In his February interview with the People's Daily, Ge Keyou, Honorary Chairman of the Chinese Society of Nutrition, says, "The theory is implausible. Scientists have conducted many experiments on this matter and found no evidence to support it."
As early as 1935, Zheng Ji, nutritionist and professor at Nanjing University, proved that there was no such thing as a toxic food combo by feeding research participants a variety of supposedly deadly combinations, including banana and taro, peanut and cucumber, green onion and honey, beef and chestnut, crab and persimmon, to no effect. A similar experiment carried out at Harbin Medical University proved the same.
"In terms of nutrition, there is no problem. But those suffering from disease or taking medicine should be mindful of what they eat," said Lin Yin, a medical scientist at Beijing University of Chinese Medicine. "A patient with hyperlipidemia should not eat food containing much fat, for example."
Fan Zhihong, a nutritionist at China Agriculture University, takes the same stance. "Rumor has it that eating mutton and water melon or chicken and chrysanthemum will lead to poisoning. But these foods are often eaten together and no one suffers."
The professor pointed out that people refrain from matching certain ingredients due to a reduction in nutritional value, even if no harmful effects have been detected as a result.
Food poisoning is another concern. It is often held that ingredients such as shrimp contain pentavalent arsenic compounds, which become toxic in reaction to Vitamin C. Generally speaking, ingesting more than 100 mg of arsenic is dangerous. On average, sea food contains merely 0.1 mg per kg. This means that even if a person ate 10 kg along with Vitamin C, he or she would not be poisoned, Fan explained.

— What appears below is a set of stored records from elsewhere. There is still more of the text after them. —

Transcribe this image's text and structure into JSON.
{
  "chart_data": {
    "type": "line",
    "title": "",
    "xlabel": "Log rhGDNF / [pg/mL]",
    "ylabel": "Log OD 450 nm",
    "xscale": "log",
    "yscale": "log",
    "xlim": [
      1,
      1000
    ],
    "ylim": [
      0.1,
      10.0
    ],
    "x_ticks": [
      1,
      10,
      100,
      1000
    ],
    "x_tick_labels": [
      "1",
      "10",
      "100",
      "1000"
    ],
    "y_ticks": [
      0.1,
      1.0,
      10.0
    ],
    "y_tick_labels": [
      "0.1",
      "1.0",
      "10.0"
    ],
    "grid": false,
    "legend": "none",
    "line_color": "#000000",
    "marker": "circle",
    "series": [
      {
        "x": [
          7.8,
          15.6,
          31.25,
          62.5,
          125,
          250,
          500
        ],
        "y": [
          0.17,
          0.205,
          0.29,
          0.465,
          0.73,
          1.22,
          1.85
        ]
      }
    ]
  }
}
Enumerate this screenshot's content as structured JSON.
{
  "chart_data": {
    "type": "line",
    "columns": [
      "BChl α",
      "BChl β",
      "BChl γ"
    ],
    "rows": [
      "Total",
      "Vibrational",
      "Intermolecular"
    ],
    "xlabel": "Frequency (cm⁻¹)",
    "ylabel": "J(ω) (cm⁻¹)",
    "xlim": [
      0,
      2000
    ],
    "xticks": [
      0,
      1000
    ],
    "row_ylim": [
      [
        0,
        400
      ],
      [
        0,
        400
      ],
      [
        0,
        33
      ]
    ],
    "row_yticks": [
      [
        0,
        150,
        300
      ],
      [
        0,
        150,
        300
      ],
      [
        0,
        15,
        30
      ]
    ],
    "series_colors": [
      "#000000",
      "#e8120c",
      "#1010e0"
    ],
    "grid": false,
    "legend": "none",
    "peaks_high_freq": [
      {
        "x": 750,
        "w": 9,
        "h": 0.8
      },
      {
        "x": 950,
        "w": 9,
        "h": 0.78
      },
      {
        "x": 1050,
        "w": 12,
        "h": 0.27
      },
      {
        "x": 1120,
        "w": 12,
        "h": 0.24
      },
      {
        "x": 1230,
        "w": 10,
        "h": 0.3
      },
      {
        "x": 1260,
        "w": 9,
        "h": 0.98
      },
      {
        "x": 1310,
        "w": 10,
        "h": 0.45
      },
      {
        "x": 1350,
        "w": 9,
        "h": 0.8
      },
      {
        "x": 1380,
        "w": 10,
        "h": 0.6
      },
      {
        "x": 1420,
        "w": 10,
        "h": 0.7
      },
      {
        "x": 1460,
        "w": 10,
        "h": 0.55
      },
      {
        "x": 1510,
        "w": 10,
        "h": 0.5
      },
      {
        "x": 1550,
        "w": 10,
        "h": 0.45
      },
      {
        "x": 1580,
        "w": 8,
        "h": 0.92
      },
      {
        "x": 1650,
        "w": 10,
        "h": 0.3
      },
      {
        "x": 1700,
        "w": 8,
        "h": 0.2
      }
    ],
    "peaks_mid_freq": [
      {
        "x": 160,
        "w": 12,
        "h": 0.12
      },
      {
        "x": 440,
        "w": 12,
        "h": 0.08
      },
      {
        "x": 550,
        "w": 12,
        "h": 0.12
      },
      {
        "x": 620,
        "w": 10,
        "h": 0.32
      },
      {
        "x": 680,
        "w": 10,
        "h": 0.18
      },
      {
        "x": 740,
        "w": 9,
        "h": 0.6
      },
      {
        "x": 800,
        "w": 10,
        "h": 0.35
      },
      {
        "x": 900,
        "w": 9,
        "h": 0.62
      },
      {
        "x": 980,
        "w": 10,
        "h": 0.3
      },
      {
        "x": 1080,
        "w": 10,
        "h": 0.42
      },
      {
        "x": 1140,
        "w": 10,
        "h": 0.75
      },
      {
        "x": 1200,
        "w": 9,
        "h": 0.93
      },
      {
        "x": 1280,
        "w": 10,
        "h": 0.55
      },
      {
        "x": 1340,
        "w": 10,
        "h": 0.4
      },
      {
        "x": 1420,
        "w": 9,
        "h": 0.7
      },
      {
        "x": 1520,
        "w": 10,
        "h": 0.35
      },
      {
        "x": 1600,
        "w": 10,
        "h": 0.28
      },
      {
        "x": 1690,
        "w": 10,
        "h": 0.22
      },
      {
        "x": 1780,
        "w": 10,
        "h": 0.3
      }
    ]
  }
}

So why do people often feel discomfort after eating ill-matched meals?
"In everyday life, some foods may cause stomachache or itchy skin. But this is mainly due to eating spoiled ingredients or cooking in unhygienic conditions," said Zhang Chunyan, Director of the Chinese Medicine Department at Shanghai Eastern Hospital. The doctor said she has never heard of a death caused by ill-matched food during her entire career.
Lin analyzed 163 kinds of so-called ill-matched ingredients that she divided into five categories. First, exotic food, different from traditional Chinese varieties; second, meat and sea food, rich in protein and easy to spoil, causing possible allergies; third, uncooked food; fourth, fermented food, such as pickled vegetables that can contain nitrite, and fifth, edible mushrooms, some of them poisonous if not cooked properly.
All food might cause discomfort if not properly cooked, but not due to ill-matching, she stressed.
"Food poisoning has little to do with combining the wrong ingredients," Zhang Chunyan explained, adding that some people are more sensitive to what they eat than others.
"The food theory is both misunderstood and exaggerated."
According to Fan, food can be divided into several groups including cold, mild and hot. For example, both crab and persimmon are cold, which can cause trouble if combined.
"I think the theory prevails because most people lack the necessary knowledge of traditional Chinese medicine," she argued. "Based on a one-sided experience, people blame food poisoning and various dietary discomforts on ill-matched food."
In the end, food experts agree on one thing: Everyone should follow a diet that is diverse, balanced and nutritional.